In this paper, we have analysed the effect of minimum wages on total and youth employment in Spain taking into account the potential presence of spatial dependence in the considered relationship, an aspect that has been systematically neglected in the literature.

The analysis for the Spanish provinces is particularly interesting due to the low level of interregional mobility but also due to the high increase in the minimum wage during the recession and the high level of interregional heterogeneity in the Kaitz index.

Descriptive evidence shows a negative relationship between the Kaitz index and the employment rate that, however, is not confirmed in most cases when dynamic panel data including spatial spillovers are considered.
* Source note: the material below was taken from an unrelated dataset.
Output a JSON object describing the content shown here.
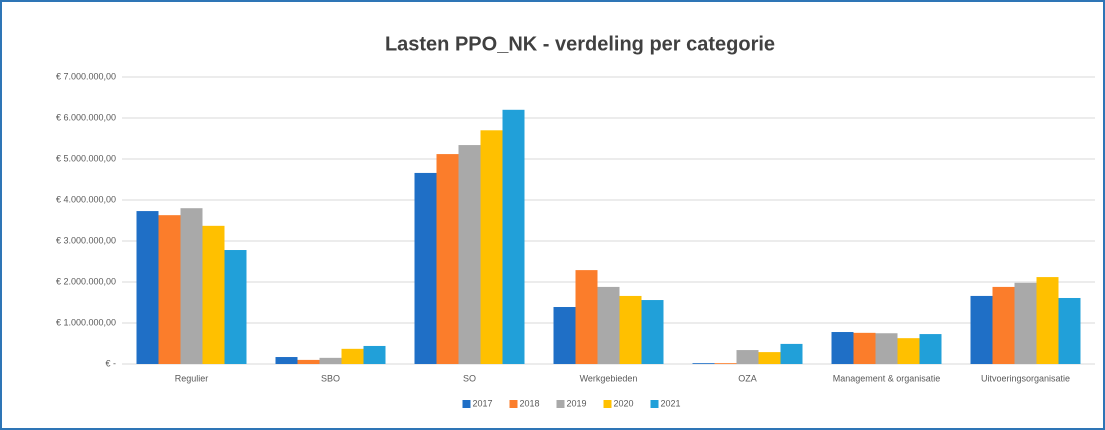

In fact, our analysis confirms the need to take into account spatial interactions between regional labour markets, but it also shows that the bias of neglecting the existence of spatial spillovers could act in different directions as we have found that an initial negative effect of minimum wage on employment rates for youth aged 24-29 turned out to be non-statistically significant in spatial models, but an opposite result for those youth aged 16-19.
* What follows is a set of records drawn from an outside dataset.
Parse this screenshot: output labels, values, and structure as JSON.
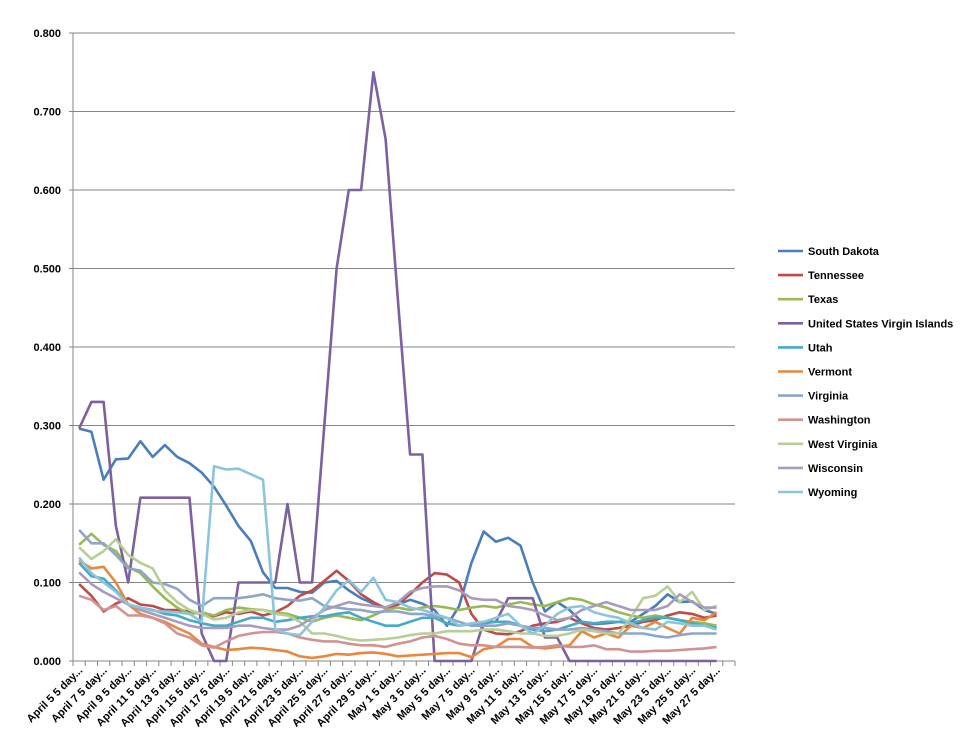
{
  "chart_data": {
    "type": "line",
    "title": "",
    "xlabel": "",
    "ylabel": "",
    "ylim": [
      0,
      0.8
    ],
    "y_ticks": [
      "0.000",
      "0.100",
      "0.200",
      "0.300",
      "0.400",
      "0.500",
      "0.600",
      "0.700",
      "0.800"
    ],
    "grid": "horizontal major gridlines",
    "legend": "right",
    "x_tick_labels": [
      "April 5 5 day...",
      "April 7 5 day...",
      "April 9 5 day...",
      "April 11 5 day...",
      "April 13 5 day...",
      "April 15 5 day...",
      "April 17 5 day...",
      "April 19 5 day...",
      "April 21 5 day...",
      "April 23 5 day...",
      "April 25 5 day...",
      "April 27 5 day...",
      "April 29 5 day...",
      "May 1 5 day...",
      "May 3 5 day...",
      "May 5 5 day...",
      "May 7 5 day...",
      "May 9 5 day...",
      "May 11 5 day...",
      "May 13 5 day...",
      "May 15 5 day...",
      "May 17 5 day...",
      "May 19 5 day...",
      "May 21 5 day...",
      "May 23 5 day...",
      "May 25 5 day...",
      "May 27 5 day..."
    ],
    "series": [
      {
        "name": "South Dakota",
        "color": "#4A7EBB",
        "values": [
          0.296,
          0.292,
          0.231,
          0.257,
          0.258,
          0.28,
          0.26,
          0.275,
          0.26,
          0.252,
          0.24,
          0.222,
          0.198,
          0.172,
          0.153,
          0.113,
          0.093,
          0.093,
          0.088,
          0.087,
          0.1,
          0.102,
          0.09,
          0.08,
          0.073,
          0.068,
          0.072,
          0.078,
          0.073,
          0.065,
          0.045,
          0.07,
          0.125,
          0.165,
          0.152,
          0.157,
          0.147,
          0.1,
          0.063,
          0.075,
          0.065,
          0.05,
          0.047,
          0.048,
          0.05,
          0.05,
          0.06,
          0.07,
          0.085,
          0.075,
          0.076,
          0.065,
          0.06
        ]
      },
      {
        "name": "Tennessee",
        "color": "#BE4B48",
        "values": [
          0.098,
          0.083,
          0.063,
          0.073,
          0.08,
          0.072,
          0.07,
          0.065,
          0.065,
          0.063,
          0.06,
          0.057,
          0.062,
          0.06,
          0.063,
          0.058,
          0.062,
          0.07,
          0.083,
          0.09,
          0.102,
          0.115,
          0.102,
          0.085,
          0.075,
          0.067,
          0.072,
          0.085,
          0.1,
          0.112,
          0.11,
          0.1,
          0.06,
          0.04,
          0.035,
          0.034,
          0.038,
          0.045,
          0.048,
          0.05,
          0.055,
          0.048,
          0.042,
          0.04,
          0.042,
          0.045,
          0.05,
          0.052,
          0.058,
          0.062,
          0.06,
          0.055,
          0.058
        ]
      },
      {
        "name": "Texas",
        "color": "#98B954",
        "values": [
          0.148,
          0.162,
          0.148,
          0.14,
          0.12,
          0.112,
          0.095,
          0.08,
          0.068,
          0.06,
          0.062,
          0.058,
          0.065,
          0.068,
          0.066,
          0.065,
          0.062,
          0.06,
          0.055,
          0.05,
          0.055,
          0.058,
          0.055,
          0.052,
          0.058,
          0.065,
          0.068,
          0.065,
          0.068,
          0.07,
          0.068,
          0.065,
          0.068,
          0.07,
          0.068,
          0.072,
          0.075,
          0.072,
          0.07,
          0.075,
          0.08,
          0.078,
          0.072,
          0.068,
          0.062,
          0.058,
          0.055,
          0.058,
          0.055,
          0.052,
          0.05,
          0.048,
          0.045
        ]
      },
      {
        "name": "United States Virgin Islands",
        "color": "#7D60A0",
        "values": [
          0.296,
          0.33,
          0.33,
          0.172,
          0.1,
          0.208,
          0.208,
          0.208,
          0.208,
          0.208,
          0.035,
          0,
          0,
          0.1,
          0.1,
          0.1,
          0.1,
          0.2,
          0.1,
          0.1,
          0.3,
          0.5,
          0.6,
          0.6,
          0.75,
          0.665,
          0.46,
          0.263,
          0.263,
          0,
          0,
          0,
          0,
          0.05,
          0.05,
          0.08,
          0.08,
          0.08,
          0.03,
          0.03,
          0,
          0,
          0,
          0,
          0,
          0,
          0,
          0,
          0,
          0,
          0,
          0,
          0
        ]
      },
      {
        "name": "Utah",
        "color": "#46AAC5",
        "values": [
          0.125,
          0.108,
          0.105,
          0.09,
          0.072,
          0.068,
          0.065,
          0.06,
          0.058,
          0.052,
          0.048,
          0.045,
          0.045,
          0.05,
          0.055,
          0.055,
          0.05,
          0.052,
          0.055,
          0.057,
          0.057,
          0.06,
          0.062,
          0.055,
          0.05,
          0.045,
          0.045,
          0.05,
          0.055,
          0.055,
          0.048,
          0.045,
          0.047,
          0.048,
          0.05,
          0.05,
          0.045,
          0.04,
          0.038,
          0.04,
          0.045,
          0.05,
          0.048,
          0.05,
          0.05,
          0.048,
          0.052,
          0.055,
          0.055,
          0.052,
          0.048,
          0.045,
          0.042
        ]
      },
      {
        "name": "Vermont",
        "color": "#E8883C",
        "values": [
          0.128,
          0.118,
          0.12,
          0.1,
          0.072,
          0.06,
          0.055,
          0.05,
          0.042,
          0.035,
          0.022,
          0.018,
          0.014,
          0.015,
          0.017,
          0.016,
          0.014,
          0.012,
          0.006,
          0.004,
          0.006,
          0.009,
          0.008,
          0.01,
          0.011,
          0.009,
          0.006,
          0.007,
          0.008,
          0.009,
          0.01,
          0.01,
          0.005,
          0.015,
          0.018,
          0.028,
          0.028,
          0.018,
          0.016,
          0.018,
          0.02,
          0.038,
          0.03,
          0.035,
          0.03,
          0.045,
          0.042,
          0.05,
          0.042,
          0.035,
          0.055,
          0.052,
          0.062
        ]
      },
      {
        "name": "Virginia",
        "color": "#8EA5CB",
        "values": [
          0.167,
          0.15,
          0.15,
          0.135,
          0.118,
          0.115,
          0.1,
          0.098,
          0.092,
          0.078,
          0.07,
          0.08,
          0.08,
          0.08,
          0.082,
          0.085,
          0.08,
          0.078,
          0.077,
          0.08,
          0.07,
          0.068,
          0.066,
          0.065,
          0.062,
          0.063,
          0.063,
          0.06,
          0.06,
          0.057,
          0.055,
          0.05,
          0.045,
          0.045,
          0.045,
          0.048,
          0.045,
          0.042,
          0.042,
          0.04,
          0.04,
          0.042,
          0.04,
          0.038,
          0.035,
          0.035,
          0.035,
          0.032,
          0.03,
          0.033,
          0.035,
          0.035,
          0.035
        ]
      },
      {
        "name": "Washington",
        "color": "#D19392",
        "values": [
          0.083,
          0.078,
          0.065,
          0.07,
          0.058,
          0.058,
          0.055,
          0.048,
          0.035,
          0.03,
          0.02,
          0.017,
          0.025,
          0.032,
          0.035,
          0.037,
          0.037,
          0.035,
          0.03,
          0.027,
          0.025,
          0.025,
          0.022,
          0.02,
          0.02,
          0.018,
          0.022,
          0.025,
          0.03,
          0.032,
          0.028,
          0.022,
          0.02,
          0.02,
          0.018,
          0.018,
          0.018,
          0.017,
          0.018,
          0.02,
          0.018,
          0.018,
          0.02,
          0.015,
          0.015,
          0.012,
          0.012,
          0.013,
          0.013,
          0.014,
          0.015,
          0.016,
          0.018
        ]
      },
      {
        "name": "West Virginia",
        "color": "#B9CD96",
        "values": [
          0.145,
          0.13,
          0.14,
          0.155,
          0.135,
          0.125,
          0.118,
          0.09,
          0.075,
          0.065,
          0.06,
          0.053,
          0.055,
          0.062,
          0.065,
          0.065,
          0.06,
          0.058,
          0.05,
          0.035,
          0.035,
          0.032,
          0.028,
          0.026,
          0.027,
          0.028,
          0.03,
          0.033,
          0.035,
          0.035,
          0.038,
          0.038,
          0.038,
          0.04,
          0.04,
          0.038,
          0.035,
          0.035,
          0.032,
          0.032,
          0.035,
          0.04,
          0.038,
          0.035,
          0.035,
          0.055,
          0.08,
          0.083,
          0.095,
          0.075,
          0.088,
          0.065,
          0.07
        ]
      },
      {
        "name": "Wisconsin",
        "color": "#A99BBD",
        "values": [
          0.113,
          0.098,
          0.088,
          0.08,
          0.072,
          0.065,
          0.06,
          0.055,
          0.05,
          0.045,
          0.042,
          0.042,
          0.042,
          0.045,
          0.045,
          0.042,
          0.04,
          0.04,
          0.045,
          0.055,
          0.065,
          0.07,
          0.075,
          0.072,
          0.07,
          0.068,
          0.075,
          0.088,
          0.093,
          0.095,
          0.095,
          0.09,
          0.08,
          0.078,
          0.078,
          0.07,
          0.068,
          0.065,
          0.058,
          0.052,
          0.055,
          0.065,
          0.07,
          0.075,
          0.07,
          0.065,
          0.065,
          0.065,
          0.07,
          0.085,
          0.075,
          0.068,
          0.068
        ]
      },
      {
        "name": "Wyoming",
        "color": "#8CC5D9",
        "values": [
          0.132,
          0.112,
          0.1,
          0.088,
          0.072,
          0.068,
          0.064,
          0.063,
          0.062,
          0.06,
          0.05,
          0.248,
          0.244,
          0.245,
          0.238,
          0.231,
          0.04,
          0.035,
          0.033,
          0.05,
          0.068,
          0.09,
          0.103,
          0.088,
          0.106,
          0.078,
          0.075,
          0.068,
          0.065,
          0.06,
          0.055,
          0.045,
          0.048,
          0.05,
          0.055,
          0.06,
          0.045,
          0.035,
          0.045,
          0.06,
          0.068,
          0.07,
          0.062,
          0.058,
          0.055,
          0.048,
          0.042,
          0.04,
          0.05,
          0.048,
          0.045,
          0.045,
          0.04
        ]
      }
    ]
  }
}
From a policy perspective, the obtained evidence suggests that for the considered period (2006-2018), minimum wages in Spain seem to be at a level that were not damaging overall employment creation, but it has substantially affected those youth aged between 16 and 19 years. The results are well in line with those obtained by Barceló et al. (2021) using microsimulation methods and analysing the increases of the minimum wage in 2017 and in 2019 (not considered in our work). They found that around 20% of workers aged 16-24 were affected by these measures and that the probability of losing their job among those directly affected by the measure increased between 6 and 11 percentage points. As Barceló et al. (2021) recognise, the analysis of the impacts of minimum wages should not only focus on employment variation. Looking at what has been the effect on wage inequality and low-paid jobs is also an important part of the story that should be considered in the policy debate. Last, it is also worth mentioning that our analysis (but also Barceló et al., 2021) do not consider the potential impact of minimum wage changes on participation decisions, an issue that deserves future analysis as it also clearly relevant from a policy perspective.